Tag Archives: succession planning

Who Will Happen?

“Who will our company leaders be in twenty years?” I asked. “Who will our company leaders be in five years?”

There were puzzled faces around the room. “Well, it’s going to be whoever steps up,” said a voice from the back of the room.

“What if that person is not currently employed here, and you have to promote someone without the capability to be effective in those roles?”

“I guess we will have to go to the outside and recruit,” came another voice.

“And, when will you know you need to do that?” I pressed.

“Maybe, we should get a committee together in a couple of years to look into our succession planning,” said someone from the front.

“Not good enough,” I nodded. “I want to see a personnel plan from every manager, every year. A rolling plan one year out, three years out and five years out. Do we need new roles on the team, do we need to take some roles away? Which personnel are operating effectively, who needs a new challenge, who needs to be liberated to industry? What roles will be replaced by technology? What growth or contraction do we expect?

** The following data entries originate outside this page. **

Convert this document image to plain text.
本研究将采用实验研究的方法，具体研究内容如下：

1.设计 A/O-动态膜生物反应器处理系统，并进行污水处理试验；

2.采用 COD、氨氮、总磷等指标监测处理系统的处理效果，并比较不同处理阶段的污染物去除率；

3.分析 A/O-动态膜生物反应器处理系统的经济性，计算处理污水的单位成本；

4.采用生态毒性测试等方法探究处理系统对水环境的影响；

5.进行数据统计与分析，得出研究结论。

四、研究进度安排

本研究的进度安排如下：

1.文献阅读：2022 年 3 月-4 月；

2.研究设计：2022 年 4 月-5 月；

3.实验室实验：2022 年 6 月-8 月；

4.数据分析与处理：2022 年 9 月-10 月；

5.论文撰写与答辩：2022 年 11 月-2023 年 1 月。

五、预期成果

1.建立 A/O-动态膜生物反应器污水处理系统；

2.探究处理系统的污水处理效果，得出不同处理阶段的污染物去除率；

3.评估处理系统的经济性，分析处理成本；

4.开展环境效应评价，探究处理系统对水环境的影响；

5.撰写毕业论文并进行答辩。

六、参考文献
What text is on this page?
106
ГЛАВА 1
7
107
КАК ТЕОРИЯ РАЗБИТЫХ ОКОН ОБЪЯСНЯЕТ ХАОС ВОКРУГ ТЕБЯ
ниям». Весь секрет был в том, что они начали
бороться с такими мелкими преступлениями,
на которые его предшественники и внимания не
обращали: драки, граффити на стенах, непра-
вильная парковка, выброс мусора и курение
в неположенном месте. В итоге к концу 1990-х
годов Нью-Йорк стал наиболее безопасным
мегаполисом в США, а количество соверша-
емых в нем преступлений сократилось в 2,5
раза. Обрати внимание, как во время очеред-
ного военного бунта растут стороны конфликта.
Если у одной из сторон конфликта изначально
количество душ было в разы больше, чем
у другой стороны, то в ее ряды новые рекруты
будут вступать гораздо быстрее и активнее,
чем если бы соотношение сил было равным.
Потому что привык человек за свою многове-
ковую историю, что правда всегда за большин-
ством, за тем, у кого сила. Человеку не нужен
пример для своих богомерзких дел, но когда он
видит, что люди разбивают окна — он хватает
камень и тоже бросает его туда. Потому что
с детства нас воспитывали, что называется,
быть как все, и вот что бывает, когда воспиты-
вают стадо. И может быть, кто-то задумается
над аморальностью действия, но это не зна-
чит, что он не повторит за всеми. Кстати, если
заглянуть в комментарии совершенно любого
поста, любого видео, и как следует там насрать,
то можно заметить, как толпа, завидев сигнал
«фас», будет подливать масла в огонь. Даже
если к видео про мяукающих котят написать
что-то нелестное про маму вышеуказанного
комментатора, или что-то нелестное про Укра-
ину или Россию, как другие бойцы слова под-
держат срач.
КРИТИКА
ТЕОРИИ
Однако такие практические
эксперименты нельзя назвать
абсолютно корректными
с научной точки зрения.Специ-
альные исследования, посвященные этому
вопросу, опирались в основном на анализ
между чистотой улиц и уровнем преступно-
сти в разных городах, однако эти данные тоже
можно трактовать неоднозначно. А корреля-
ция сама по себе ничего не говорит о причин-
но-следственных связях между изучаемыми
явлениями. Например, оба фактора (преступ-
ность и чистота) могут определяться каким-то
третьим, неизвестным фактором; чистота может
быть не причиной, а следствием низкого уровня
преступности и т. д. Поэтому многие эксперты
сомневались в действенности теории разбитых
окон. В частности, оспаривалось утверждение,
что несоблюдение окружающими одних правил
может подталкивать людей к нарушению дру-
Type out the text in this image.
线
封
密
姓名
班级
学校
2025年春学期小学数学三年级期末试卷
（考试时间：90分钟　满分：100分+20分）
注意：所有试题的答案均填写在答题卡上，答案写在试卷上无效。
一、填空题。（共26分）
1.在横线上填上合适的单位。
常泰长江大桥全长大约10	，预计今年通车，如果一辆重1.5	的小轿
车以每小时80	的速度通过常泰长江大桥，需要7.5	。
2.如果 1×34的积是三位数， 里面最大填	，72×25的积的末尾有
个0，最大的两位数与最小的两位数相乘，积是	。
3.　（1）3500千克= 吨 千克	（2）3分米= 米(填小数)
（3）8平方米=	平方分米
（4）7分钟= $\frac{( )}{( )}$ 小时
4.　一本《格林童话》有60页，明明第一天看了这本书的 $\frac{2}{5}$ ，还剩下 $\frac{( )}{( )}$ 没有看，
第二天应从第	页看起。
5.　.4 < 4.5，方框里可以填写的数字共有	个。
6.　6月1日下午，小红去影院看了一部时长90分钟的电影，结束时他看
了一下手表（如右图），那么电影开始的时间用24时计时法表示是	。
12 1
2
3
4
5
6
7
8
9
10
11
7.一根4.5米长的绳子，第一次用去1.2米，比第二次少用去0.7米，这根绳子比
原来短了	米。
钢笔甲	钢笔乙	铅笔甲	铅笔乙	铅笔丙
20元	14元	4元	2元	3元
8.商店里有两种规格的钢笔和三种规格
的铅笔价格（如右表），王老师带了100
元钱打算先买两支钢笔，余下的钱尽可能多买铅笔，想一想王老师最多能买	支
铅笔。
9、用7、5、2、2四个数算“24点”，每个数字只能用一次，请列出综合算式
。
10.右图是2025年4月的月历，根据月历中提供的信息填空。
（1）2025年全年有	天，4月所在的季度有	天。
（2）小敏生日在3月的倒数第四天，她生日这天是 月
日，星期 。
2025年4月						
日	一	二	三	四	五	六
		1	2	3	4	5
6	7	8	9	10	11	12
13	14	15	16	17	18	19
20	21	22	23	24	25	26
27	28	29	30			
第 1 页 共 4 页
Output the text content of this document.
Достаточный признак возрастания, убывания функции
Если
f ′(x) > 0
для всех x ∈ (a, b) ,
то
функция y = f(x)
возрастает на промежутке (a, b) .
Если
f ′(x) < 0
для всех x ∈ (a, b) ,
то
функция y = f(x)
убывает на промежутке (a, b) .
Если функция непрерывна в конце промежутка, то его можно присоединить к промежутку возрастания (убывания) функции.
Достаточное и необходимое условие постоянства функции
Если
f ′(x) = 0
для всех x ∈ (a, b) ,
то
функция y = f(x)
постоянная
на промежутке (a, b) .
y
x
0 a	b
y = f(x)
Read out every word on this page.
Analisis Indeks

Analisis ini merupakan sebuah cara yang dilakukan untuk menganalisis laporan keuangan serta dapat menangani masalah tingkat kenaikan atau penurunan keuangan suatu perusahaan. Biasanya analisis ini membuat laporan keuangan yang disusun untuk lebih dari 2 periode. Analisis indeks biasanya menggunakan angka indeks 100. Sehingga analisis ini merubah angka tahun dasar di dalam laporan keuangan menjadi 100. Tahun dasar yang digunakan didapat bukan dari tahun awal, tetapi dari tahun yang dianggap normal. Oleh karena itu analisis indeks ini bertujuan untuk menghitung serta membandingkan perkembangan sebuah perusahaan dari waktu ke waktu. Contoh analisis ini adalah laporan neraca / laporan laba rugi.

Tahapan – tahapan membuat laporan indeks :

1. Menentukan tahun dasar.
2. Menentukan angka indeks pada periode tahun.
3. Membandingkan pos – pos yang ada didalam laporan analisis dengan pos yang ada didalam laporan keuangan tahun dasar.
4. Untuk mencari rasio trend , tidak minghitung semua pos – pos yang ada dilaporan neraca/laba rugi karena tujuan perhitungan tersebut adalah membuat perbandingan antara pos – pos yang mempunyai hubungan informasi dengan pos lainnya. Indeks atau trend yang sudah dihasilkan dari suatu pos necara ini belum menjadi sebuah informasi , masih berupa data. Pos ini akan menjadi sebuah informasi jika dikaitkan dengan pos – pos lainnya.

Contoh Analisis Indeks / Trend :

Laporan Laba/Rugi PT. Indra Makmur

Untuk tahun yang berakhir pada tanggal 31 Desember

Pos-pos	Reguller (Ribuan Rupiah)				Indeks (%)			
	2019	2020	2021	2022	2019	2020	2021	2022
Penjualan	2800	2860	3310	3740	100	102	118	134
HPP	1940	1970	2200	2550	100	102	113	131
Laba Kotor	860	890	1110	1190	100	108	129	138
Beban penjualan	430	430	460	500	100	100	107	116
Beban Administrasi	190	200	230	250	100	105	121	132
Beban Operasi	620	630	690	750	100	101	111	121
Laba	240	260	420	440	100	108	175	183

“You see, succession happens all over the organization. It’s not just top leadership. Your technicians become team leaders, your team leaders become supervisors, your supervisors become managers, your managers become executive managers. Succession happens at each level of work over time.

“Planning for what will happen is not nearly as important as planning for who will happen.”

The Real Constraint

“I admit it. I am struggling. I feel like I am trying to ride two horses at the same time. My boss wants me to take on more responsibility, but I still have all this other work to do. He says I need to let go, but I don’t know who to get to help me.” Rachel was moving up in the organization, but needed to identify someone on her staff as an emerging manager to fill in behind.

“Rachel, you say you want this new responsibility?” I waited. Though I knew her head would say yes. “Here is a big fat secret. You will never be able to move up in this organization until you have found someone to take over what you do.

“Everyone thinks you cannot move up until you have learned a new skill, but the real constraint is below. You cannot move up until you have identified a person to take over your current responsibilities. And once you find them, you have to train them and test them.

“One of your biggest responsibilities, as a manager, is to find and build a person as your replacement. And it doesn’t happen in a week. You have to be thinking two or three years to the future.”